In 1978, Mazda introduced a van called the Mazda Bongo. It was also called the Mazda E-Series and Mazda Access. The Bongo remained in production line up till 2001.
First Generation (1966-1975)
The first generation Bongo (F800) appeared in the market in 1966. It was a rear-engined, small van powered by 782 cc water-cooled OHV SA 4-stroke engine. In 1968, Mazda introduced a new version of Bongo with chassis code F1000 with a larger engine. The economic and financial problems forced Mazda to cease the production of this generation. Unexpectedly, the Bongo didn’t get any major modifications or changes throughout its ten year of lifetime.
The Bongo had a low gearing ratio that enabled it to carry a payload of half ton. Also, it used the engine similar to Mazda 1000 mated to a 4-speed transaxle at the rear wheels. However, the entire lineup of Bongos was prone to rust as well as poor maintenance facilities.
Although, Bongo and 1000 had the same front suspensions and brake equipments, they were based on different chassis.

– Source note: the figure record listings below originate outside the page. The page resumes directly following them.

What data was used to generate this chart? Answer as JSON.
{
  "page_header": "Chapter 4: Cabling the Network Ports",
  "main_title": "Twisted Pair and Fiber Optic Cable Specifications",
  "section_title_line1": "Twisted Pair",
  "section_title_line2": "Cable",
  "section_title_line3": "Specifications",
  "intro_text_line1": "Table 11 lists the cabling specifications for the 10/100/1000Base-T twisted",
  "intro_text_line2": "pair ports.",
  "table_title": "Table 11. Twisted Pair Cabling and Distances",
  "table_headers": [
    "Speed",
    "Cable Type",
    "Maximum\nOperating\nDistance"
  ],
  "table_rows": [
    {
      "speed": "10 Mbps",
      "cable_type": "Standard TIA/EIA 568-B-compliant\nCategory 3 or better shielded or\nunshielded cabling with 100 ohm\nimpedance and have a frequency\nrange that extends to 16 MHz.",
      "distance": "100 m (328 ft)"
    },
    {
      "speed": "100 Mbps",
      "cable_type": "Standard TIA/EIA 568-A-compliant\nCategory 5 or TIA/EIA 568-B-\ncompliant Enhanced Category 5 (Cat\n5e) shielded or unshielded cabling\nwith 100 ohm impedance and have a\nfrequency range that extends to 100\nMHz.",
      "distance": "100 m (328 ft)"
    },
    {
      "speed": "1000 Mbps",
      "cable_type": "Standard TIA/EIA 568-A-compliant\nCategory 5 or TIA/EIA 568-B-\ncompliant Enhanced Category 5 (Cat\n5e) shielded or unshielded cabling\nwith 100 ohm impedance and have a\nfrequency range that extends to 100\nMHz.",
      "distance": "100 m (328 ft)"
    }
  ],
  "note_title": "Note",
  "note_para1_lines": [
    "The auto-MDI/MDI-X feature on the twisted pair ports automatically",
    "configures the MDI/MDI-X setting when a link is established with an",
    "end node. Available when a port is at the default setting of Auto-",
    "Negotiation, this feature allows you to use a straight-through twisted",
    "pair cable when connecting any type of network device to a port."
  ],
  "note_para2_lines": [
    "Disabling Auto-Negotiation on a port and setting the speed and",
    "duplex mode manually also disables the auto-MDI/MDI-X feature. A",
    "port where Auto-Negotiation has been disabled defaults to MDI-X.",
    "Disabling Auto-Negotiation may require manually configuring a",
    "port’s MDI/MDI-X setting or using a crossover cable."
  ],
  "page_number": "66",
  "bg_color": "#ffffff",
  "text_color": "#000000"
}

Second Generation (1977-1983)
The second generation Bongo was launched in September 1977. This generation featured a mid-mounted engine with rear-wheel drive. It was also marketed by Ford under Ford Econovan nameplate. However, it was offered in export market by Mazda as E1300, E1400 and E1600 based on the engine used.

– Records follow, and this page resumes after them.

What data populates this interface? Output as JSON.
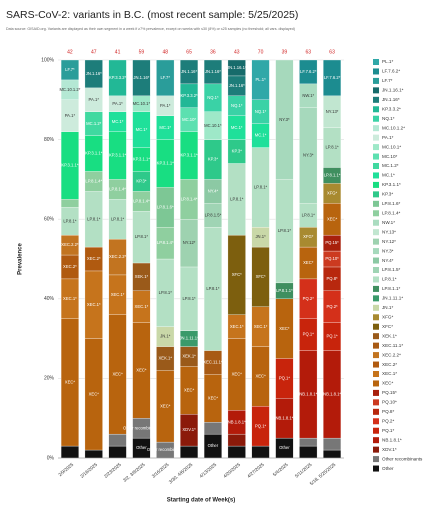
{
  "chart_data": {
    "type": "stacked_bar",
    "title": "SARS-CoV-2: variants in B.C. (most recent sample: 5/25/2025)",
    "subtitle": "Data source: GISAID.org. Variants are displayed as their own segment in a week if ≥7% prevalence, except on weeks with ≤30 (8%) or ≤25 samples (no threshold; all vars. displayed)",
    "x_label": "Starting date of Week(s)",
    "y_label": "Prevalence",
    "categories": [
      "2/9/2025",
      "2/16/2025",
      "2/23/2025",
      "3/2, 3/9/2025",
      "3/16/2025",
      "3/30, 4/6/2025",
      "4/13/2025",
      "4/20/2025",
      "4/27/2025",
      "5/4/2025",
      "5/11/2025",
      "5/18, 5/25/2025"
    ],
    "sample_counts": [
      42,
      47,
      41,
      59,
      48,
      65,
      36,
      43,
      70,
      39,
      63,
      63
    ],
    "ylim": [
      0,
      100
    ],
    "yticks": [
      {
        "value": 0,
        "label": "0%"
      },
      {
        "value": 20,
        "label": "20%"
      },
      {
        "value": 40,
        "label": "40%"
      },
      {
        "value": 60,
        "label": "60%"
      },
      {
        "value": 80,
        "label": "80%"
      },
      {
        "value": 100,
        "label": "100%"
      }
    ],
    "grid": true,
    "legend": "right",
    "series": [
      {
        "name": "Other",
        "color": "#111111",
        "values": [
          3,
          2,
          3,
          5,
          null,
          3,
          6,
          3,
          3,
          5,
          3,
          2
        ]
      },
      {
        "name": "Other recombinants",
        "color": "#777777",
        "values": [
          null,
          null,
          3,
          5,
          4,
          null,
          3,
          null,
          null,
          null,
          2,
          3
        ]
      },
      {
        "name": "XDV.1*",
        "color": "#8b1a0a",
        "values": [
          null,
          null,
          null,
          null,
          null,
          8,
          null,
          3,
          null,
          null,
          null,
          null
        ]
      },
      {
        "name": "NB.1.8.1*",
        "color": "#b31b0a",
        "values": [
          null,
          null,
          null,
          null,
          null,
          null,
          null,
          6,
          null,
          10,
          22,
          22
        ]
      },
      {
        "name": "PQ.1*",
        "color": "#c8240c",
        "values": [
          null,
          null,
          null,
          null,
          null,
          null,
          null,
          null,
          10,
          10,
          8,
          7
        ]
      },
      {
        "name": "PQ.2*",
        "color": "#d4301a",
        "values": [
          null,
          null,
          null,
          null,
          null,
          null,
          null,
          null,
          null,
          null,
          10,
          8
        ]
      },
      {
        "name": "PQ.8*",
        "color": "#b8280e",
        "values": [
          null,
          null,
          null,
          null,
          null,
          null,
          null,
          null,
          null,
          null,
          null,
          6
        ]
      },
      {
        "name": "PQ.10*",
        "color": "#cc3a20",
        "values": [
          null,
          null,
          null,
          null,
          null,
          null,
          null,
          null,
          null,
          null,
          null,
          4
        ]
      },
      {
        "name": "PQ.15*",
        "color": "#a8200c",
        "values": [
          null,
          null,
          null,
          null,
          null,
          null,
          null,
          null,
          null,
          null,
          null,
          4
        ]
      },
      {
        "name": "XEC*",
        "color": "#b8640e",
        "values": [
          32,
          28,
          30,
          24,
          18,
          12,
          12,
          18,
          15,
          15,
          8,
          8
        ]
      },
      {
        "name": "XEC.1*",
        "color": "#c6741c",
        "values": [
          10,
          17,
          10,
          8,
          null,
          null,
          null,
          6,
          10,
          null,
          null,
          null
        ]
      },
      {
        "name": "XEC.2*",
        "color": "#b05a10",
        "values": [
          6,
          6,
          null,
          null,
          null,
          null,
          null,
          null,
          null,
          null,
          null,
          null
        ]
      },
      {
        "name": "XEC.2.2*",
        "color": "#c27420",
        "values": [
          5,
          null,
          9,
          null,
          null,
          null,
          null,
          null,
          null,
          null,
          null,
          null
        ]
      },
      {
        "name": "XEC.11.1*",
        "color": "#a85a14",
        "values": [
          null,
          null,
          null,
          null,
          null,
          null,
          6,
          null,
          null,
          null,
          null,
          null
        ]
      },
      {
        "name": "XEK.1*",
        "color": "#9a5a1a",
        "values": [
          null,
          null,
          null,
          7,
          6,
          5,
          null,
          null,
          null,
          null,
          null,
          null
        ]
      },
      {
        "name": "XFC*",
        "color": "#7d5f0e",
        "values": [
          null,
          null,
          null,
          null,
          null,
          null,
          null,
          20,
          15,
          null,
          null,
          null
        ]
      },
      {
        "name": "XFG*",
        "color": "#a88a30",
        "values": [
          null,
          null,
          null,
          null,
          null,
          null,
          null,
          null,
          null,
          null,
          5,
          5
        ]
      },
      {
        "name": "JN.1*",
        "color": "#c9d8a8",
        "values": [
          null,
          null,
          null,
          null,
          5,
          null,
          null,
          null,
          5,
          null,
          null,
          null
        ]
      },
      {
        "name": "JN.1.11.1*",
        "color": "#3a9a6a",
        "values": [
          null,
          null,
          null,
          null,
          null,
          4,
          null,
          null,
          null,
          null,
          null,
          null
        ]
      },
      {
        "name": "LP.8.1.1*",
        "color": "#3f8f5f",
        "values": [
          null,
          null,
          null,
          null,
          null,
          null,
          null,
          null,
          null,
          4,
          null,
          4
        ]
      },
      {
        "name": "LP.8.1*",
        "color": "#b3e0c4",
        "values": [
          7,
          14,
          10,
          13,
          17,
          16,
          31,
          18,
          20,
          26,
          6,
          10
        ]
      },
      {
        "name": "LP.8.1.5*",
        "color": "#9fd4b4",
        "values": [
          null,
          null,
          null,
          null,
          null,
          null,
          6,
          null,
          null,
          null,
          null,
          null
        ]
      },
      {
        "name": "NY.4*",
        "color": "#8cc9a4",
        "values": [
          null,
          null,
          null,
          null,
          null,
          null,
          6,
          null,
          null,
          null,
          null,
          null
        ]
      },
      {
        "name": "NY.3*",
        "color": "#a6d9bc",
        "values": [
          null,
          null,
          null,
          null,
          null,
          null,
          null,
          null,
          null,
          30,
          24,
          null
        ]
      },
      {
        "name": "NY.12*",
        "color": "#9ed2b0",
        "values": [
          null,
          null,
          null,
          null,
          null,
          12,
          null,
          null,
          null,
          null,
          null,
          null
        ]
      },
      {
        "name": "NY.13*",
        "color": "#c1e6d0",
        "values": [
          null,
          null,
          null,
          null,
          null,
          null,
          null,
          null,
          null,
          null,
          null,
          8
        ]
      },
      {
        "name": "NW.1*",
        "color": "#aadcc0",
        "values": [
          null,
          null,
          null,
          null,
          null,
          null,
          null,
          null,
          null,
          null,
          6,
          null
        ]
      },
      {
        "name": "LP.8.1.4*",
        "color": "#8fcf9f",
        "values": [
          2,
          5,
          5,
          5,
          8,
          10,
          null,
          null,
          null,
          null,
          null,
          null
        ]
      },
      {
        "name": "LP.8.1.6*",
        "color": "#7dc795",
        "values": [
          null,
          null,
          null,
          null,
          10,
          null,
          null,
          null,
          null,
          null,
          null,
          null
        ]
      },
      {
        "name": "KP.3*",
        "color": "#2ec98a",
        "values": [
          null,
          null,
          null,
          5,
          null,
          null,
          10,
          6,
          null,
          null,
          null,
          null
        ]
      },
      {
        "name": "KP.3.1.1*",
        "color": "#18de82",
        "values": [
          17,
          9,
          12,
          6,
          12,
          12,
          null,
          null,
          null,
          null,
          null,
          null
        ]
      },
      {
        "name": "MC.1*",
        "color": "#1fe09a",
        "values": [
          null,
          null,
          5,
          9,
          6,
          null,
          null,
          6,
          6,
          null,
          null,
          null
        ]
      },
      {
        "name": "MC.1.2*",
        "color": "#40d9a0",
        "values": [
          null,
          6,
          null,
          null,
          null,
          null,
          null,
          null,
          null,
          null,
          null,
          null
        ]
      },
      {
        "name": "MC.10*",
        "color": "#5ce0b0",
        "values": [
          null,
          null,
          null,
          null,
          null,
          6,
          null,
          null,
          null,
          null,
          null,
          null
        ]
      },
      {
        "name": "MC.10.1*",
        "color": "#9ee8c8",
        "values": [
          null,
          null,
          null,
          4,
          null,
          null,
          7,
          null,
          null,
          null,
          null,
          null
        ]
      },
      {
        "name": "PA.1*",
        "color": "#cdebdc",
        "values": [
          8,
          6,
          4,
          null,
          5,
          null,
          null,
          null,
          null,
          null,
          null,
          null
        ]
      },
      {
        "name": "MC.10.1.2*",
        "color": "#b4e8d4",
        "values": [
          5,
          null,
          null,
          null,
          null,
          null,
          null,
          null,
          null,
          null,
          null,
          null
        ]
      },
      {
        "name": "NQ.1*",
        "color": "#3ad2a6",
        "values": [
          null,
          null,
          null,
          null,
          null,
          null,
          7,
          5,
          6,
          null,
          null,
          null
        ]
      },
      {
        "name": "KP.3.3.2*",
        "color": "#22b896",
        "values": [
          null,
          null,
          9,
          null,
          null,
          6,
          null,
          null,
          null,
          null,
          null,
          null
        ]
      },
      {
        "name": "JN.1.16*",
        "color": "#1d7d7a",
        "values": [
          null,
          7,
          null,
          9,
          null,
          6,
          6,
          5,
          null,
          null,
          null,
          null
        ]
      },
      {
        "name": "JN.1.16.1*",
        "color": "#176b6b",
        "values": [
          null,
          null,
          null,
          null,
          null,
          null,
          null,
          4,
          null,
          null,
          null,
          null
        ]
      },
      {
        "name": "LF.7*",
        "color": "#2a9d9a",
        "values": [
          5,
          null,
          null,
          null,
          9,
          null,
          null,
          null,
          null,
          null,
          null,
          null
        ]
      },
      {
        "name": "LF.7.6.2*",
        "color": "#1c8c90",
        "values": [
          null,
          null,
          null,
          null,
          null,
          null,
          null,
          null,
          null,
          null,
          6,
          9
        ]
      },
      {
        "name": "PL.1*",
        "color": "#30a8a8",
        "values": [
          null,
          null,
          null,
          null,
          null,
          null,
          null,
          null,
          10,
          null,
          null,
          null
        ]
      }
    ]
  }
}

The second generation Bongo was offered with three engine choices, i.e. 1,272 cc TC, 60 hp or 44 kW (1978); 1,586 cc NA, 80 hp or 59 kW (1978-1982); and 1,415 cc UC, 70 hp or 52 kW (1979-1980).

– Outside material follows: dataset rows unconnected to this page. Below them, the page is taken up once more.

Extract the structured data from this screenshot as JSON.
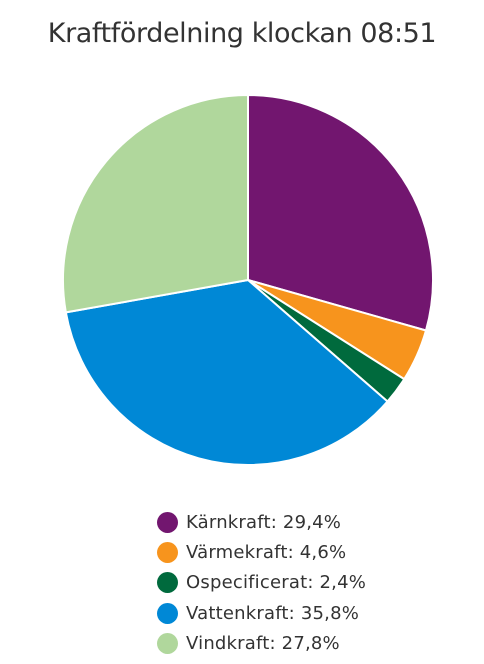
{
  "chart_data": {
    "type": "pie",
    "title": "Kraftfördelning klockan 08:51",
    "slices": [
      {
        "label": "Kärnkraft",
        "value": 29.4,
        "display": "29,4%",
        "color": "#72166f"
      },
      {
        "label": "Värmekraft",
        "value": 4.6,
        "display": "4,6%",
        "color": "#f7941d"
      },
      {
        "label": "Ospecificerat",
        "value": 2.4,
        "display": "2,4%",
        "color": "#006a3d"
      },
      {
        "label": "Vattenkraft",
        "value": 35.8,
        "display": "35,8%",
        "color": "#0088d6"
      },
      {
        "label": "Vindkraft",
        "value": 27.8,
        "display": "27,8%",
        "color": "#b0d79c"
      }
    ],
    "legend_position": "bottom"
  }
}
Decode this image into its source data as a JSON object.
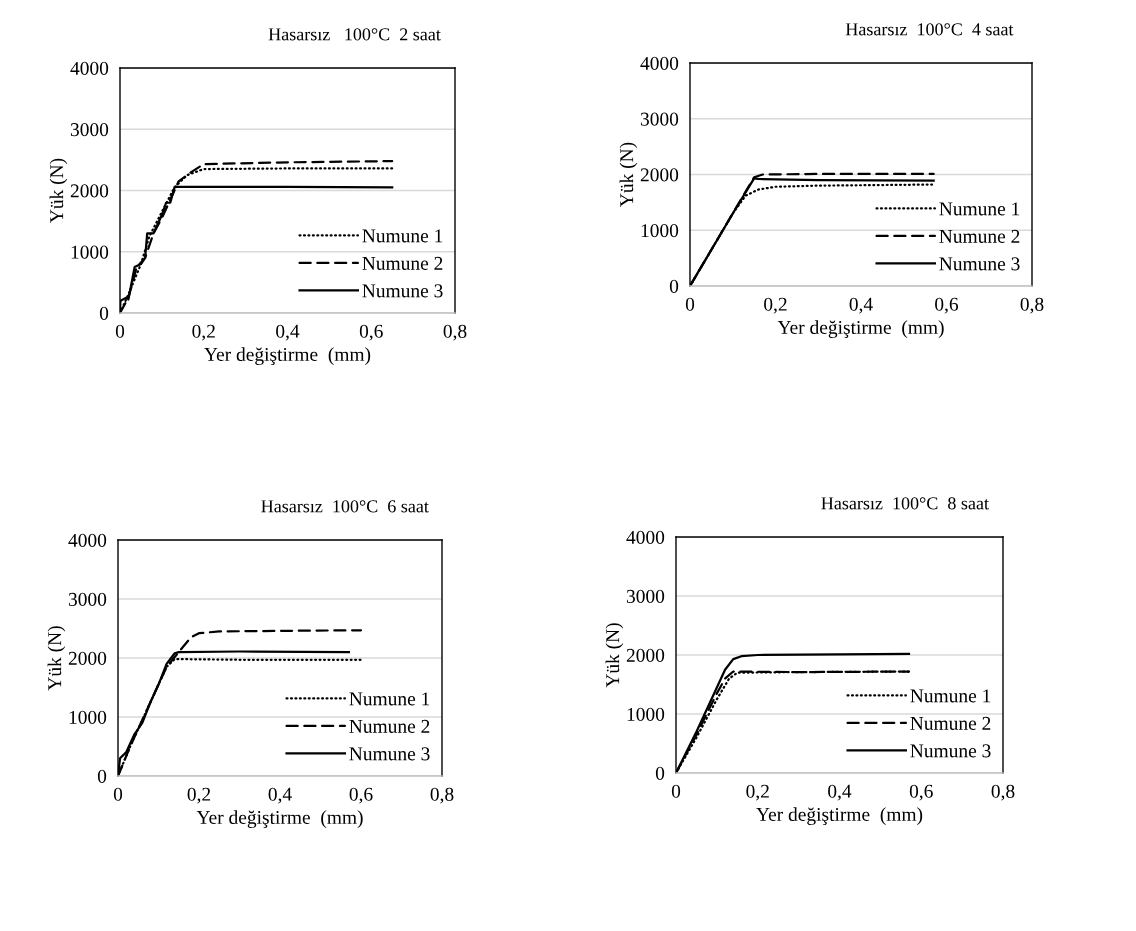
{
  "chart_data": [
    {
      "type": "line",
      "title": "Hasarsız   100°C  2 saat",
      "xlabel": "Yer değiştirme  (mm)",
      "ylabel": "Yük (N)",
      "xlim": [
        0,
        0.8
      ],
      "xticks": [
        0,
        {
          "value": 0.2,
          "label": "0,2"
        },
        {
          "value": 0.4,
          "label": "0,4"
        },
        {
          "value": 0.6,
          "label": "0,6"
        },
        {
          "value": 0.8,
          "label": "0,8"
        }
      ],
      "ylim": [
        0,
        4000
      ],
      "yticks": [
        0,
        1000,
        2000,
        3000,
        4000
      ],
      "grid": "y",
      "legend": "bottom right",
      "marker": "none",
      "series": [
        {
          "name": "Numune 1",
          "color": "#000000",
          "line_style": "dotted",
          "x": [
            0,
            0.02,
            0.05,
            0.07,
            0.1,
            0.13,
            0.16,
            0.2,
            0.4,
            0.65
          ],
          "values": [
            0,
            300,
            800,
            1250,
            1650,
            2050,
            2250,
            2350,
            2360,
            2360
          ]
        },
        {
          "name": "Numune 2",
          "color": "#000000",
          "line_style": "dashed",
          "x": [
            0,
            0.02,
            0.04,
            0.06,
            0.08,
            0.1,
            0.12,
            0.14,
            0.17,
            0.2,
            0.4,
            0.65
          ],
          "values": [
            0,
            250,
            750,
            900,
            1300,
            1550,
            1850,
            2150,
            2300,
            2430,
            2460,
            2480
          ]
        },
        {
          "name": "Numune 3",
          "color": "#000000",
          "line_style": "solid",
          "x": [
            0,
            0.001,
            0.015,
            0.02,
            0.035,
            0.05,
            0.06,
            0.065,
            0.08,
            0.1,
            0.11,
            0.12,
            0.13,
            0.135,
            0.4,
            0.65
          ],
          "values": [
            0,
            200,
            250,
            220,
            750,
            800,
            900,
            1300,
            1300,
            1600,
            1800,
            1800,
            2050,
            2060,
            2060,
            2050
          ]
        }
      ]
    },
    {
      "type": "line",
      "title": "Hasarsız  100°C  4 saat",
      "xlabel": "Yer değiştirme  (mm)",
      "ylabel": "Yük (N)",
      "xlim": [
        0,
        0.8
      ],
      "xticks": [
        0,
        {
          "value": 0.2,
          "label": "0,2"
        },
        {
          "value": 0.4,
          "label": "0,4"
        },
        {
          "value": 0.6,
          "label": "0,6"
        },
        {
          "value": 0.8,
          "label": "0,8"
        }
      ],
      "ylim": [
        0,
        4000
      ],
      "yticks": [
        0,
        1000,
        2000,
        3000,
        4000
      ],
      "grid": "y",
      "legend": "bottom right",
      "marker": "none",
      "series": [
        {
          "name": "Numune 1",
          "color": "#000000",
          "line_style": "dotted",
          "x": [
            0,
            0.05,
            0.1,
            0.13,
            0.16,
            0.2,
            0.3,
            0.57
          ],
          "values": [
            0,
            650,
            1300,
            1620,
            1730,
            1780,
            1800,
            1820
          ]
        },
        {
          "name": "Numune 2",
          "color": "#000000",
          "line_style": "dashed",
          "x": [
            0,
            0.05,
            0.1,
            0.15,
            0.17,
            0.3,
            0.57
          ],
          "values": [
            0,
            650,
            1300,
            1950,
            2000,
            2010,
            2010
          ]
        },
        {
          "name": "Numune 3",
          "color": "#000000",
          "line_style": "solid",
          "x": [
            0,
            0.05,
            0.1,
            0.15,
            0.16,
            0.3,
            0.57
          ],
          "values": [
            0,
            650,
            1300,
            1930,
            1920,
            1900,
            1890
          ]
        }
      ]
    },
    {
      "type": "line",
      "title": "Hasarsız  100°C  6 saat",
      "xlabel": "Yer değiştirme  (mm)",
      "ylabel": "Yük (N)",
      "xlim": [
        0,
        0.8
      ],
      "xticks": [
        0,
        {
          "value": 0.2,
          "label": "0,2"
        },
        {
          "value": 0.4,
          "label": "0,4"
        },
        {
          "value": 0.6,
          "label": "0,6"
        },
        {
          "value": 0.8,
          "label": "0,8"
        }
      ],
      "ylim": [
        0,
        4000
      ],
      "yticks": [
        0,
        1000,
        2000,
        3000,
        4000
      ],
      "grid": "y",
      "legend": "bottom right",
      "marker": "none",
      "series": [
        {
          "name": "Numune 1",
          "color": "#000000",
          "line_style": "dotted",
          "x": [
            0,
            0.03,
            0.06,
            0.09,
            0.12,
            0.14,
            0.16,
            0.3,
            0.6
          ],
          "values": [
            0,
            500,
            950,
            1400,
            1850,
            1980,
            1980,
            1970,
            1970
          ]
        },
        {
          "name": "Numune 2",
          "color": "#000000",
          "line_style": "dashed",
          "x": [
            0,
            0.03,
            0.06,
            0.09,
            0.12,
            0.15,
            0.18,
            0.2,
            0.25,
            0.4,
            0.6
          ],
          "values": [
            0,
            500,
            950,
            1400,
            1850,
            2100,
            2350,
            2420,
            2450,
            2460,
            2470
          ]
        },
        {
          "name": "Numune 3",
          "color": "#000000",
          "line_style": "solid",
          "x": [
            0,
            0.005,
            0.02,
            0.04,
            0.06,
            0.08,
            0.1,
            0.12,
            0.14,
            0.15,
            0.3,
            0.57
          ],
          "values": [
            0,
            300,
            400,
            700,
            900,
            1250,
            1550,
            1900,
            2080,
            2100,
            2110,
            2100
          ]
        }
      ]
    },
    {
      "type": "line",
      "title": "Hasarsız  100°C  8 saat",
      "xlabel": "Yer değiştirme  (mm)",
      "ylabel": "Yük (N)",
      "xlim": [
        0,
        0.8
      ],
      "xticks": [
        0,
        {
          "value": 0.2,
          "label": "0,2"
        },
        {
          "value": 0.4,
          "label": "0,4"
        },
        {
          "value": 0.6,
          "label": "0,6"
        },
        {
          "value": 0.8,
          "label": "0,8"
        }
      ],
      "ylim": [
        0,
        4000
      ],
      "yticks": [
        0,
        1000,
        2000,
        3000,
        4000
      ],
      "grid": "y",
      "legend": "bottom right",
      "marker": "none",
      "series": [
        {
          "name": "Numune 1",
          "color": "#000000",
          "line_style": "dotted",
          "x": [
            0,
            0.05,
            0.1,
            0.13,
            0.15,
            0.3,
            0.57
          ],
          "values": [
            0,
            600,
            1250,
            1600,
            1700,
            1710,
            1720
          ]
        },
        {
          "name": "Numune 2",
          "color": "#000000",
          "line_style": "dashed",
          "x": [
            0,
            0.05,
            0.1,
            0.12,
            0.14,
            0.3,
            0.57
          ],
          "values": [
            0,
            650,
            1350,
            1600,
            1720,
            1710,
            1720
          ]
        },
        {
          "name": "Numune 3",
          "color": "#000000",
          "line_style": "solid",
          "x": [
            0,
            0.05,
            0.1,
            0.12,
            0.14,
            0.16,
            0.2,
            0.4,
            0.57
          ],
          "values": [
            0,
            700,
            1450,
            1750,
            1930,
            1980,
            2000,
            2010,
            2020
          ]
        }
      ]
    }
  ]
}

Third Generation (1983-1999)
In 1984, Mazda introduced a revised version of the Bongo as third generation. It was available with a whole lot of new engines. Ford marketed it under ‘Spectron’ nameplate in many Asian markets. For the third generation, Mazda also released a long-wheelbase version called the Bongo Brawny. It was marketed in export markets as E-Series.
It was available with three petrol and two diesel engines including: 1,415 cc UC (1984-1985); 1,789 cc F8 (1983-1988); and 2000 cc FE were petrol engines, while 1,998 cc Diesel (1984-1985) and 2,209 cc R2 Diesel (1983-1988) were two diesel options.
Fourth Generation (1999-Present)
The fourth generation Bongo was made available in June 1999. Three major Japanese automakers offered a rebadged version of this generation, i.e. the Ford Econovan, Mitsubishi Delica, and Nissan Vanette.